Yahoo!, Google, and AltaVista are examples of search engines. A search engine is a type of Internet search technology. Search engines are generally free services (websites) that search for information for you on the World Wide Web. After you type in your desired search terms into the search engine, the search engine will then consult the search engine's unique index (indexes are compiled when spiders crawl through web pages and all web pages on the Internet are then categorized by subject and other qualities).

Once Google (or whatever other search engine you are using) has checked the search terms against the index, the search engine will then suggest a number of possible websites and web pages that may contain the information you are searching for. These suggestions are usually complied into a list, called a Search Engine Results Page (SERP).

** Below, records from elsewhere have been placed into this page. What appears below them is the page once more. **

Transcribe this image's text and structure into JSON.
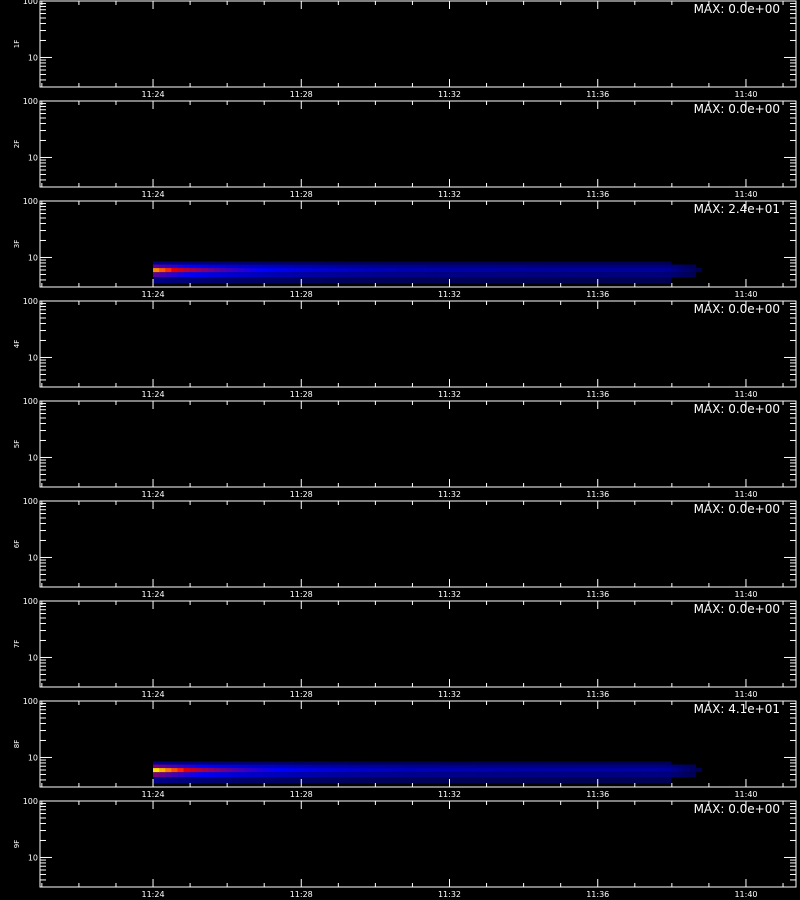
{
  "chart_data": [
    {
      "type": "heatmap",
      "ylabel": "1F",
      "max_label": "MAX: 0.0e+00",
      "max": 0,
      "ylim": [
        3,
        100
      ],
      "yscale": "log",
      "y_ticks": [
        "100",
        "10"
      ],
      "x_ticks": [
        "11:24",
        "11:28",
        "11:32",
        "11:36",
        "11:40"
      ],
      "x_minutes": [
        0,
        4,
        8,
        12,
        16
      ],
      "xlim_minutes": [
        -3.05,
        17.35
      ],
      "signal": null
    },
    {
      "type": "heatmap",
      "ylabel": "2F",
      "max_label": "MAX: 0.0e+00",
      "max": 0,
      "ylim": [
        3,
        100
      ],
      "yscale": "log",
      "y_ticks": [
        "100",
        "10"
      ],
      "x_ticks": [
        "11:24",
        "11:28",
        "11:32",
        "11:36",
        "11:40"
      ],
      "x_minutes": [
        0,
        4,
        8,
        12,
        16
      ],
      "xlim_minutes": [
        -3.05,
        17.35
      ],
      "signal": null
    },
    {
      "type": "heatmap",
      "ylabel": "3F",
      "max_label": "MAX: 2.4e+01",
      "max": 24,
      "ylim": [
        3,
        100
      ],
      "yscale": "log",
      "y_ticks": [
        "100",
        "10"
      ],
      "x_ticks": [
        "11:24",
        "11:28",
        "11:32",
        "11:36",
        "11:40"
      ],
      "x_minutes": [
        0,
        4,
        8,
        12,
        16
      ],
      "xlim_minutes": [
        -3.05,
        17.35
      ],
      "signal": {
        "start_minute": 0,
        "end_minute": 14.8,
        "channel_min": 4,
        "channel_max": 9,
        "peak_channel": 6
      }
    },
    {
      "type": "heatmap",
      "ylabel": "4F",
      "max_label": "MAX: 0.0e+00",
      "max": 0,
      "ylim": [
        3,
        100
      ],
      "yscale": "log",
      "y_ticks": [
        "100",
        "10"
      ],
      "x_ticks": [
        "11:24",
        "11:28",
        "11:32",
        "11:36",
        "11:40"
      ],
      "x_minutes": [
        0,
        4,
        8,
        12,
        16
      ],
      "xlim_minutes": [
        -3.05,
        17.35
      ],
      "signal": null
    },
    {
      "type": "heatmap",
      "ylabel": "5F",
      "max_label": "MAX: 0.0e+00",
      "max": 0,
      "ylim": [
        3,
        100
      ],
      "yscale": "log",
      "y_ticks": [
        "100",
        "10"
      ],
      "x_ticks": [
        "11:24",
        "11:28",
        "11:32",
        "11:36",
        "11:40"
      ],
      "x_minutes": [
        0,
        4,
        8,
        12,
        16
      ],
      "xlim_minutes": [
        -3.05,
        17.35
      ],
      "signal": null
    },
    {
      "type": "heatmap",
      "ylabel": "6F",
      "max_label": "MAX: 0.0e+00",
      "max": 0,
      "ylim": [
        3,
        100
      ],
      "yscale": "log",
      "y_ticks": [
        "100",
        "10"
      ],
      "x_ticks": [
        "11:24",
        "11:28",
        "11:32",
        "11:36",
        "11:40"
      ],
      "x_minutes": [
        0,
        4,
        8,
        12,
        16
      ],
      "xlim_minutes": [
        -3.05,
        17.35
      ],
      "signal": null
    },
    {
      "type": "heatmap",
      "ylabel": "7F",
      "max_label": "MAX: 0.0e+00",
      "max": 0,
      "ylim": [
        3,
        100
      ],
      "yscale": "log",
      "y_ticks": [
        "100",
        "10"
      ],
      "x_ticks": [
        "11:24",
        "11:28",
        "11:32",
        "11:36",
        "11:40"
      ],
      "x_minutes": [
        0,
        4,
        8,
        12,
        16
      ],
      "xlim_minutes": [
        -3.05,
        17.35
      ],
      "signal": null
    },
    {
      "type": "heatmap",
      "ylabel": "8F",
      "max_label": "MAX: 4.1e+01",
      "max": 41,
      "ylim": [
        3,
        100
      ],
      "yscale": "log",
      "y_ticks": [
        "100",
        "10"
      ],
      "x_ticks": [
        "11:24",
        "11:28",
        "11:32",
        "11:36",
        "11:40"
      ],
      "x_minutes": [
        0,
        4,
        8,
        12,
        16
      ],
      "xlim_minutes": [
        -3.05,
        17.35
      ],
      "signal": {
        "start_minute": 0,
        "end_minute": 14.8,
        "channel_min": 4,
        "channel_max": 9,
        "peak_channel": 6
      }
    },
    {
      "type": "heatmap",
      "ylabel": "9F",
      "max_label": "MAX: 0.0e+00",
      "max": 0,
      "ylim": [
        3,
        100
      ],
      "yscale": "log",
      "y_ticks": [
        "100",
        "10"
      ],
      "x_ticks": [
        "11:24",
        "11:28",
        "11:32",
        "11:36",
        "11:40"
      ],
      "x_minutes": [
        0,
        4,
        8,
        12,
        16
      ],
      "xlim_minutes": [
        -3.05,
        17.35
      ],
      "signal": null
    }
  ],
  "colors": {
    "background": "#000000",
    "axes": "#ffffff",
    "text": "#ffffff"
  }
}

Search engines have evolved in their ability to deliver relevant search results. Initially, early search engines created Search Engine Results Pages (SERPs) based on text alone. This fact (that early search engines ranked based on words alone) was easily manipulated by black hat SEO experts and spammers. Soon Search Engine Results Pages (SERPs)  became stuffed with spam and irrelevant results, and searching for information on the Internet became tedious because of the need to sort through unrelated information every time you performed a search.

Google (launched in 1998) remedied this problem with a secret algorithm that ranked web pages on a number of factors, including popularity, and penalized or banned sites that were engaged in black hat SEO techniques. Google has gained steadily in popularity as a search engine, largely thanks to its effectiveness as an efficient search engine and also due to other supporting features developed by Google Inc.